O ALENTEJO

 

Pelo Dr. Hernâni Cidade

Não é em vão que, na quadra em que se modelam as linhas fundamentais do nosso ser moral, uma sempre e mesma visão do mundo e da vida se nos interioriza no cérebro e no coração, avivando os traços do que nos foi transmitido pela hereditariedade. Pode a nossa vida incidentar-se de mil modos, pode o património espiritual adquirido exceder em riqueza e dinamismo o que recebemos de herança. Não importa. Em momento de perturbação mais profunda, removida toda a vegetação e húmus da superfície, fica a descoberto como que a substrutura da alma, constituída pelos mais velhos e duros sedimentos, e não é difícil adivinhar, sondando bem, que à sua potência modeladora devemos como que as linhas fundamentais da fisionomia espiritual que nos distingue.

Ora o Alentejo dá, na verdade, aos que ali nascem e passam a sua primeira mocidade, essa inconfundível e forte imagem do mundo e da vida.

Quem, descendo das terras montanhosas do norte, pode alargar o olhar através das planícies da nossa província, tem bem a impressão de contemplar algo de imprevisto, nos limites estreitos de um mesmo e pequeno país. Sob o céu alto e límpido, a terra imensa, quase desnuda, sempre severa, mesmo quando raramente sorri em breve aroma idílico. Manchas florestais, que de longe em longe, incidentam o infindável da estepe, ou desenham a tragédia do sobreiral em sangue ou se enlutam do negrusco dos azinhais, quando não se / 99 / humilham na cínzea modéstia dos olivedos. Na primavera, é verdade, é quase toda a província um largo e verde oceano, todo estremecido de brando movimento de ondas que vêm do intérmino das distâncias, onde os montes se diafanizam na translucidez violácea. Mas está perto o verão, em que o desolamento amarelo das restolhadas dá à terra uma como dureza metálica. O bafo ardente que a percorre dir-se-ia a ofegação de duas potências desproporcionadas – a do sol implacável e a da terra sem ternura, querendo-se e amando-se num amor que tem as fúrias do ódio.

E o homem integra-se na tragédia das forças naturais.
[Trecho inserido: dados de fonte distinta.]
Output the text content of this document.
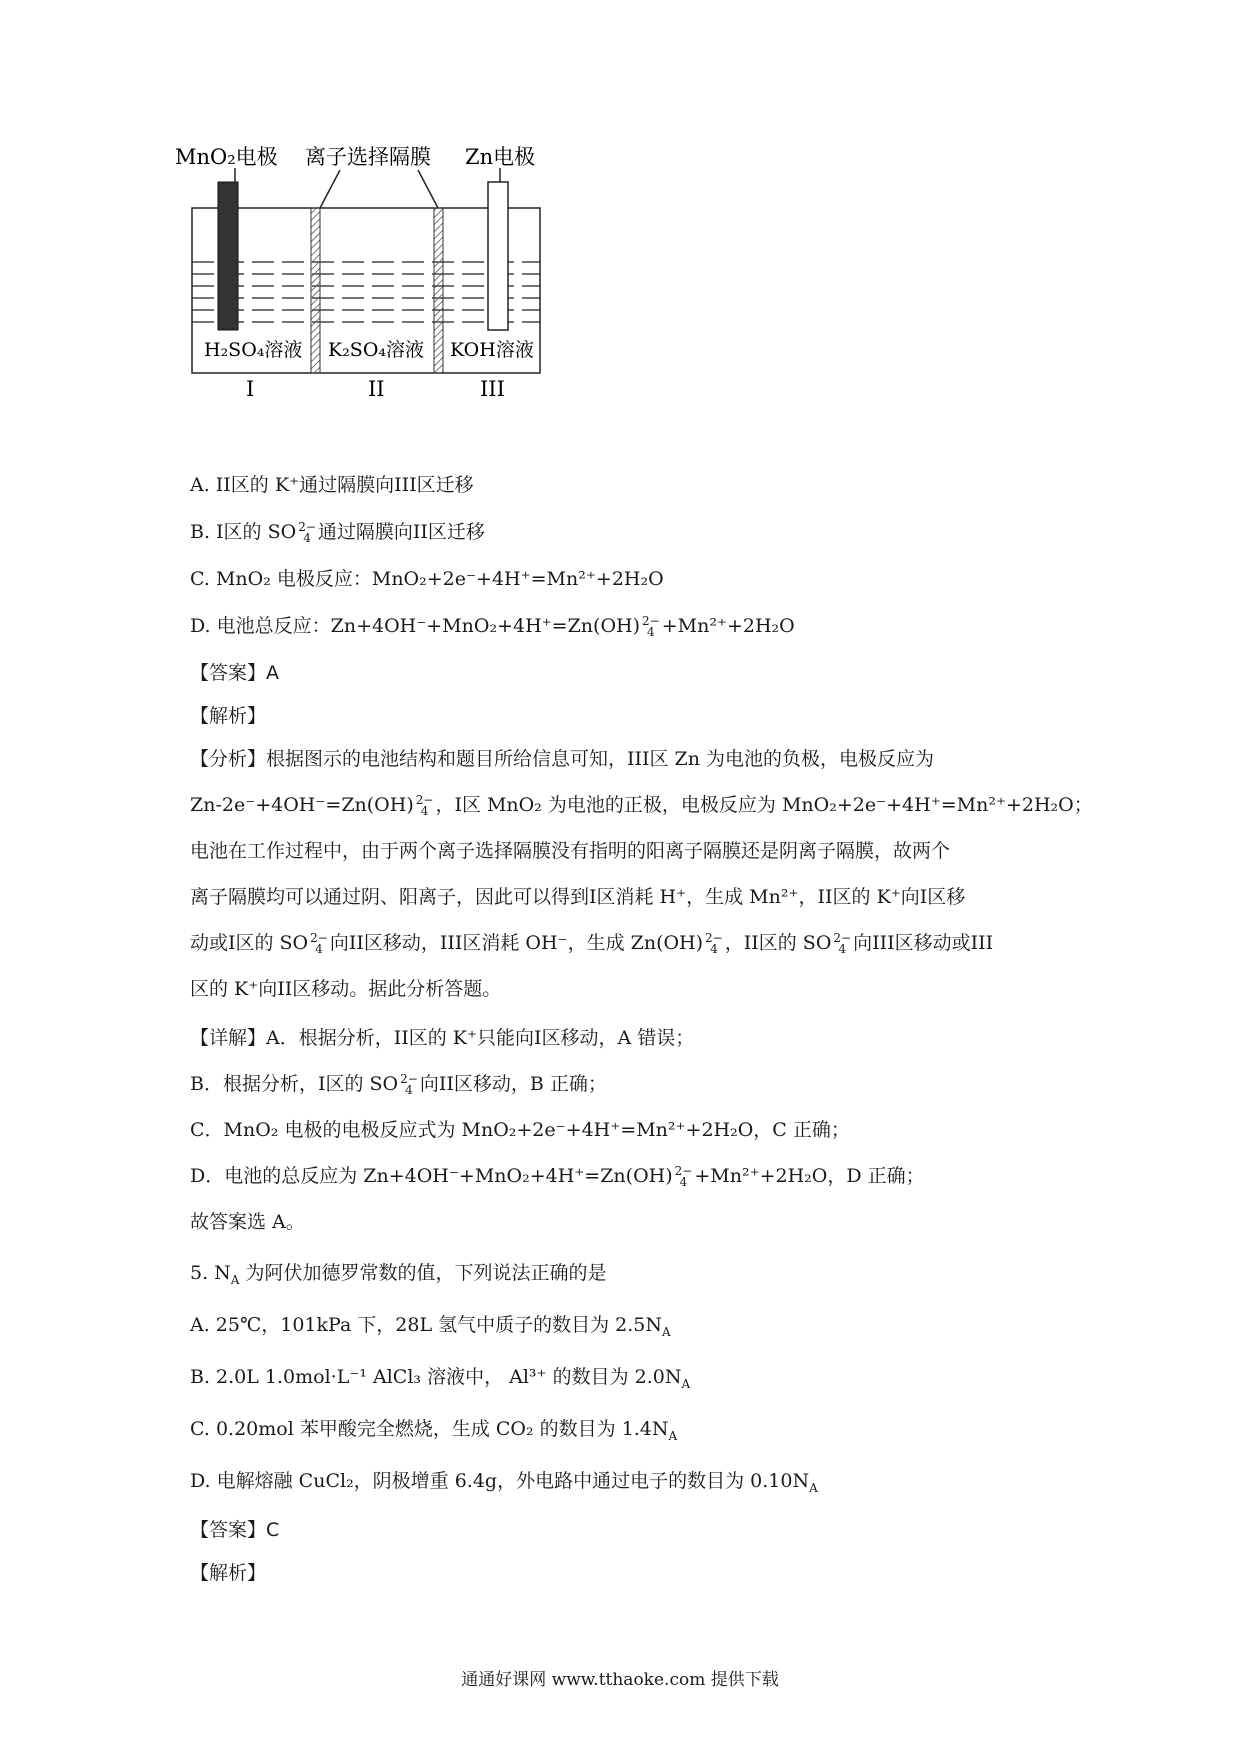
MnO₂电极 离子选择隔膜 Zn电极
H₂SO₄溶液 K₂SO₄溶液 KOH溶液
I	II	III
A. II区的 K⁺通过隔膜向III区迁移
B. I区的 SO 2−
4 通过隔膜向II区迁移
C. MnO₂ 电极反应：MnO₂+2e⁻+4H⁺=Mn²⁺+2H₂O
D. 电池总反应：Zn+4OH⁻+MnO₂+4H⁺=Zn(OH) 2−
4 +Mn²⁺+2H₂O
【答案】A
【解析】
【分析】根据图示的电池结构和题目所给信息可知，III区 Zn 为电池的负极，电极反应为
Zn-2e⁻+4OH⁻=Zn(OH) 2−
4 ，I区 MnO₂ 为电池的正极，电极反应为 MnO₂+2e⁻+4H⁺=Mn²⁺+2H₂O；
电池在工作过程中，由于两个离子选择隔膜没有指明的阳离子隔膜还是阴离子隔膜，故两个
离子隔膜均可以通过阴、阳离子，因此可以得到I区消耗 H⁺，生成 Mn²⁺，II区的 K⁺向I区移
动或I区的 SO 2−
4 向II区移动，III区消耗 OH⁻，生成 Zn(OH) 2−
4 ，II区的 SO 2−
4 向III区移动或III
区的 K⁺向II区移动。据此分析答题。
【详解】A．根据分析，II区的 K⁺只能向I区移动，A 错误；
B．根据分析，I区的 SO 2−
4 向II区移动，B 正确；
C．MnO₂ 电极的电极反应式为 MnO₂+2e⁻+4H⁺=Mn²⁺+2H₂O，C 正确；
D．电池的总反应为 Zn+4OH⁻+MnO₂+4H⁺=Zn(OH) 2−
4 +Mn²⁺+2H₂O，D 正确；
故答案选 A。
5. $N_A$ 为阿伏加德罗常数的值，下列说法正确的是
A. 25℃，101kPa 下，28L 氢气中质子的数目为 $2.5N_A$
B. 2.0L 1.0mol·L⁻¹ AlCl₃ 溶液中， Al³⁺ 的数目为 $2.0N_A$
C. 0.20mol 苯甲酸完全燃烧，生成 CO₂ 的数目为 $1.4N_A$
D. 电解熔融 CuCl₂，阴极增重 6.4g，外电路中通过电子的数目为 $0.10N_A$
【答案】C
【解析】
通通好课网 www.tthaoke.com 提供下载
Coze o sol em brasa a argila de que é feito, empolga-o a terra mas sem o esmagar ou absorver. Na verdade, dilata-se-lhe a vista pela planície imensa, recorta-se-lhe no espaço a silhueta isolada; como não assumir ante si próprio proporções de grandeza e dignidade? Sobretudo, quanto o rodeia lhe insinua um fundo sentimento de gravidade, com que se funde a máscula tristeza daqueles para quem a vida é luta e a natureza educou espontaneamente, – sem blandícias nem regalos. Dá-lhe o pão e a carne, o azeite e o vinho, a fruta e o mel, a cortiça e a madeira, mas em troca de bagadas de suor, sob a torreira do sol que é miudinha chuva de fogo, no esforço mais violento e doloroso a que o homem pode ser obrigado na terra portuguesa.

Querem sentir mais viva essa impressão? É aproveitar o ensejo da primeira feira alentejana. Na massa larga e densa como se somam e tornam mais sensíveis os traços que se perdem, / 100 / fugidios, na dispersão normal dos indivíduos. E, na feira, percorram-se de preferência os rossios e tapadas por onde se espraiam os gados, sob a vigilância dos pastores. Atente-se nestas figuras estranhas que mantêm intacto aquilo que podíamos chamar a genuína alentejanidade. De ceifões e samarra, que são a sua armadura contra o frio glacial da estepe, chapéu braguês sobre os olhos, queixo apoiado às mãos que se entrelaçam no alto do varapau, olhos fundos, dir-se-ia terem perdido a mobilidade no hábito da devassa dos longes – dos longes do espaço e do tempo, por tal forma em seu ar a um tempo doce e grave, parado e meditativo, nos surgem como milenárias figuras bíblicas, para ali esquecidas pelo tempo…

Quando à noite, nas vendarolas improvisadas junto ao carro que transporta a pipa de vinho, em quadros rembrandtescos esboçados na treva pelas pinceladas amarelentas do acetileno, eles atiram para o espaço os seus cantos a duas e três vozes, não parece que se lhes solta, ondulando na harmonia da linha melódica, a secreta angústia milenária que se lhes emaranha na alma e lhes ensombra a fisionomia e a atitude? Toda aquela indefinida plangência, morosa e insistente como obsessão da indefinida lonjura em que se perde, é verdade que reflecte da paisagem a monótona ondulação espraiada, quase sem ânsias de altura e quase sem bulício pitoresco, não preguiçosa senão que submissa, depois da luta intérmina com as forças naturais que a foram arrasando; mas em seu poder de funda insinuação, com eco nos mais recônditos recessos da alma, ela surge como a própria voz de uma vida espiritual que, no isolamento ganhou em profundidade o que perdeu em movediça riqueza de superfície.